Dragoș Cereș

Personal information
- Born: July 16, 2004 (age 21)

Chess career
- Country: Moldova
- Title: International Master (2022)
- FIDE rating: 2444 (July 2026)
- Peak rating: 2484 (April 2024)

= Dragoș Cereș =

Moldovan chess player (born 2004)

Dragoș Cereș (born 2004) is a Moldovan chess player who holds the title of International Master (IM, 2022).

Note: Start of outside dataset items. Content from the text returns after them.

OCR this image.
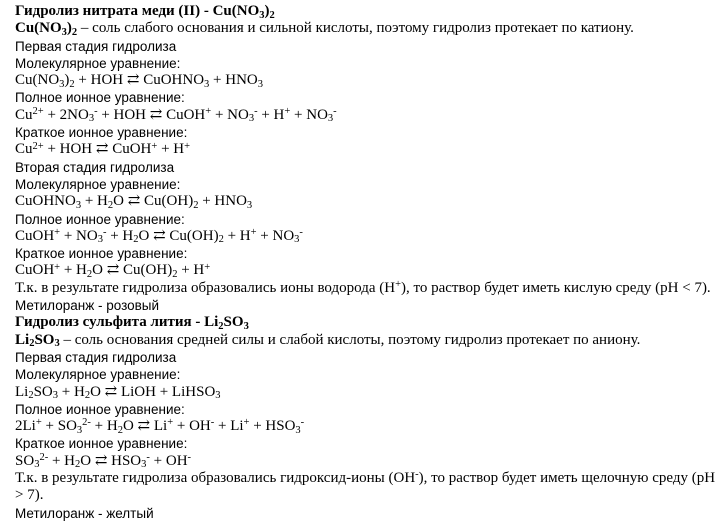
Гидролиз нитрата меди $(II) - Cu(NO_3)_2$
$Cu(NO_3)_2$ – соль слабого основания и сильной кислоты, поэтому гидролиз протекает по катиону.
Первая стадия гидролиза
Молекулярное уравнение:
$Cu(NO_3)_2$ + HOH ⇄ CuOHNO$_3$ + $HNO_3$
Полное ионное уравнение:
$Cu^{2+} + 2NO_3^-$ + HOH ⇄ CuOH+ + $NO_3^- + H^+ + NO_3^-$
Краткое ионное уравнение:
$Cu^{2+}$ + HOH ⇄ CuOH+ + H+
Вторая стадия гидролиза
Молекулярное уравнение:
CuOHNO$_3$ + $H_2O$ ⇄ $Cu(OH)_2 + HNO_3$
Полное ионное уравнение:
CuOH+ + $NO_3^- + H_2O$ ⇄ $Cu(OH)_2 + H^+ + NO_3^-$
Краткое ионное уравнение:
CuOH+ + $H_2O$ ⇄ $Cu(OH)_2 + H^+$
Т.к. в результате гидролиза образовались ионы водорода (H+), то раствор будет иметь кислую среду (pH < 7).
Метилоранж - розовый
Гидролиз сульфита лития - $Li_2SO_3$
$Li_2SO_3$ – соль основания средней силы и слабой кислоты, поэтому гидролиз протекает по аниону.
Первая стадия гидролиза
Молекулярное уравнение:
$Li_2SO_3 + H_2O$ ⇄ LiOH + LiHSO$_3$
Полное ионное уравнение:
$2Li^+ + SO_3^{2-} + H_2O$ ⇄ $Li^+ + OH^- + Li^+ + HSO_3^-$
Краткое ионное уравнение:
$SO_3^{2-} + H_2O$ ⇄ $HSO_3^- + OH^-$
Т.к. в результате гидролиза образовались гидроксид-ионы (OH-), то раствор будет иметь щелочную среду (pH
> 7).
Метилоранж - желтый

He won the Moldovan Chess Championship (2022).

== Biography ==
Dragoș Cereș multiple times won Moldovan Youth Chess Championships in various age groups: U10 (2014), U14 (2018) and U16 (2019). He participated in European Youth Chess Championships and World Youth Chess Championships. In 2019 Dragoș Cereș ranked in 2nd place in European School Chess Championship in U15 age group.

In 2022 Dragoș Cereș won Moldovan Chess Championship.

In August 2023, he finished third in the Riga Technical University Open "A" tournament.

Dragoș Cereș played for Moldova in the Chess Olympiad:
- In 2022, at reserve board in the 44th Chess Olympiad in Chennai (+5, =3, -1).

In 2022, he was awarded the FIDE International Master (IM) title.